The company I'm about to describe has piqued my curiosity on a number of fronts. The most vexing attribute of this tightly held little company is I can't own it.

With only 5,065,994 shares issued and outstanding, you can't buy any stock to speak of out of the market. On Friday, for example, level 2 market depth shows 100 shares offered at $6.84, 500 shares offered at $8.04, then a total of12,500 shares between $8.10 and $8.50, and that's it. It trades two or three times a week, and a heavy day is 11,000 shares in volume.

The company makes an unsubstantial income form minority holdings in near-depleted oil and gas assets in Western Canada, but its primary focus has become the generation of hydrogen using a technology developed at the Virginia Polytechnic Institute and State University.

The company has no web site, however, so the details surrounding this new technology, that separates hydrogen from water using light in the presence of chemical and metallic catalysts are here derived from the patent and the press releases.

And that's not saying much. The language of the patent is both vague and technical.

The patent describes "A method of converting radiant energy to chemical energy in the form of hydrogen (H2) from water, comprising the steps of exposing said water to i) a supramolecular complex comprising at least one metal to ligand charge transfer (MLCT) light absorbing metal, at least one bridging p-acceptor ligand, at least one electron acceptor metal, and at least one terminal ligand; and ii) a source of radiant energy; and producing chemical energy in the form of hydrogen (H2) from said water during said step of exposing."

Having researched hydrogen generation technology intensively for almost a year now, I have concluded that among the various processes and sources of hydrogen out there (it doesn't occur freely in nature.at least, not on Earth), it will be a prerequisite of mass hydrogen generating technologies that the process of originating or isolating it use an absolute minimum of energy in the process.

That's because hydrogen, at atmospheric pressure, has a very low energy density. It takes a space measuring 6 feet by 6 feet by 10 feet filled with hydrogen (at atmospheric pressure) to equal the energy contained in a gallon of gas. The energy density can be reduced to approximately one third that of gasoline through liquefaction or compression.

So lots of energy is going to go into storage and transportation, and with such low energy density, a very efficient process must be employed to ensure the laws of thermodynamics don't render the exercise uneconomic.

Hydrogen derived from water with either wind or solar as the energy source is about the only way to accomplish this.

There are quite a number of evolving technologies patented that generate hydrogen this efficiently. The issue that will ultimately determine which of these are adopted by industry is capital and operating costs relative to output. And that question can't easily be answered by examining the patent. For example, one of the components of Phoenix's patent describes, "The method of claim 1(referenced above), wherein said electron acceptor metal is rhodium.

Rhodium has gone from US$300 an ounce in 2003 to today's price of $9,335 per ounce.
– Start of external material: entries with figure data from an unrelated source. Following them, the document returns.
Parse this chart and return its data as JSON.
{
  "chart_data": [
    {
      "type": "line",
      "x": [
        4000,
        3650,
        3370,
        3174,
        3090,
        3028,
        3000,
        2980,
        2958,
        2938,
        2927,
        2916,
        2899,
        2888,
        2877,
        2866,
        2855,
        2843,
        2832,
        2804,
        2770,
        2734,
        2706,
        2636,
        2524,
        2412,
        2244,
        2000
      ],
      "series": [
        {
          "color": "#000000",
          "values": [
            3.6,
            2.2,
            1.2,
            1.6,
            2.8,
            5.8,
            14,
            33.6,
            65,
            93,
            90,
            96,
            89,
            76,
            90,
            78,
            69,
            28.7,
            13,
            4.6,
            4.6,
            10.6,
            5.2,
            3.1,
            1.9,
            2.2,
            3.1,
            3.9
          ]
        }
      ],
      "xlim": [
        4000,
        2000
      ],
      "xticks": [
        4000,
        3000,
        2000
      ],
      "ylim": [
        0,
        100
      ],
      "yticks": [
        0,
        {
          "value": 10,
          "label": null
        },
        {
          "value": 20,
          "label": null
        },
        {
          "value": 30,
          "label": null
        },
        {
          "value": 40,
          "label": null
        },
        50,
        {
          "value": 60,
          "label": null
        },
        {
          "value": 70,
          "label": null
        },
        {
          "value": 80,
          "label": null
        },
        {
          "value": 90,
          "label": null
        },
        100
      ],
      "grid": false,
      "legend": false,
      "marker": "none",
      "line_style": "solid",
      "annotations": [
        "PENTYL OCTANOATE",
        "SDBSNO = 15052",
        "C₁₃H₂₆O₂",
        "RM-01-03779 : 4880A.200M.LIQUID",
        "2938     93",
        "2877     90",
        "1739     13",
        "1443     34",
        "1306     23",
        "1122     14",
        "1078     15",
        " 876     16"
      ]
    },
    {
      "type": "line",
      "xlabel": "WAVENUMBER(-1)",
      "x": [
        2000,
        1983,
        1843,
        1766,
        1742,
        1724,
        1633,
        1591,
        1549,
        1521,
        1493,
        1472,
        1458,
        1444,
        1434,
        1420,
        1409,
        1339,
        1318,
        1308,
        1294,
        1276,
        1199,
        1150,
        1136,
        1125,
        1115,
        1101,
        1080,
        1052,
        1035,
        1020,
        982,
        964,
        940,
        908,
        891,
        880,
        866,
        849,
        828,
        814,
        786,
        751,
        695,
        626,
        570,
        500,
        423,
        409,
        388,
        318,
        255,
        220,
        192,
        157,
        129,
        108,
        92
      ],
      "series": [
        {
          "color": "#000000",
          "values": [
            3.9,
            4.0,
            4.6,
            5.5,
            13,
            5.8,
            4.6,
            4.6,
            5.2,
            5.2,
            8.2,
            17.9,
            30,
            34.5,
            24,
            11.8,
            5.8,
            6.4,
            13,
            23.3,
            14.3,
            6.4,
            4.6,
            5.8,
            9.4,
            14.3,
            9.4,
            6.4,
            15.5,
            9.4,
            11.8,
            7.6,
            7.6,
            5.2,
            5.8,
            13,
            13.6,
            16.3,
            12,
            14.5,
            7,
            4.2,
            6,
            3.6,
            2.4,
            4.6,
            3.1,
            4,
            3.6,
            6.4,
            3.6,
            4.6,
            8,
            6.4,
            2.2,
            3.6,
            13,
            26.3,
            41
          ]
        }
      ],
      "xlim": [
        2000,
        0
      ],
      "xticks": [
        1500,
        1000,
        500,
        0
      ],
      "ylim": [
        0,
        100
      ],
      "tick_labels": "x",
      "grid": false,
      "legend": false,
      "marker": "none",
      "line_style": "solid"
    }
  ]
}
So the question is, how much rhodium does the process require for each kilogram of hydrogen generated? We can't tell from the patent, and until the process is built out on a pilot plant scale, I suspect even the process inventors are employing a predictive model.

When I spoke to company CEO Donald Moore in Toronto on Friday, he told me about a relationship that will soon be announced, and which I can't now here reveal, with a major global industrial conglomerate, to acquire the rights to the technology for substantially all of Asia, if not the world.

When you see the name, it will become clear that a company with this one's stature doesn't enter negotiations with a near dormant tiny public company in Canada unless the process holds promise.

This company's highly integrated industries encompass vast manufacturing enterprises, which are all energy intensive. Given the soaring cost of traditional energy sources, any company betting its future on energy intensive industry is going to be seeking a long term solution to that problem.

So keep your eyes on Phoenix, for in the weeks ahead, if an announcement is made regarding the onset of negotiations with Phoenix and another company that is a household word throughout the world, you might just be able to pick up a few shares before the stock goes supernova.

Disclosure: I own no shares in Phoenix.but I may pick up a few after subscribers have had a chance to get what they can.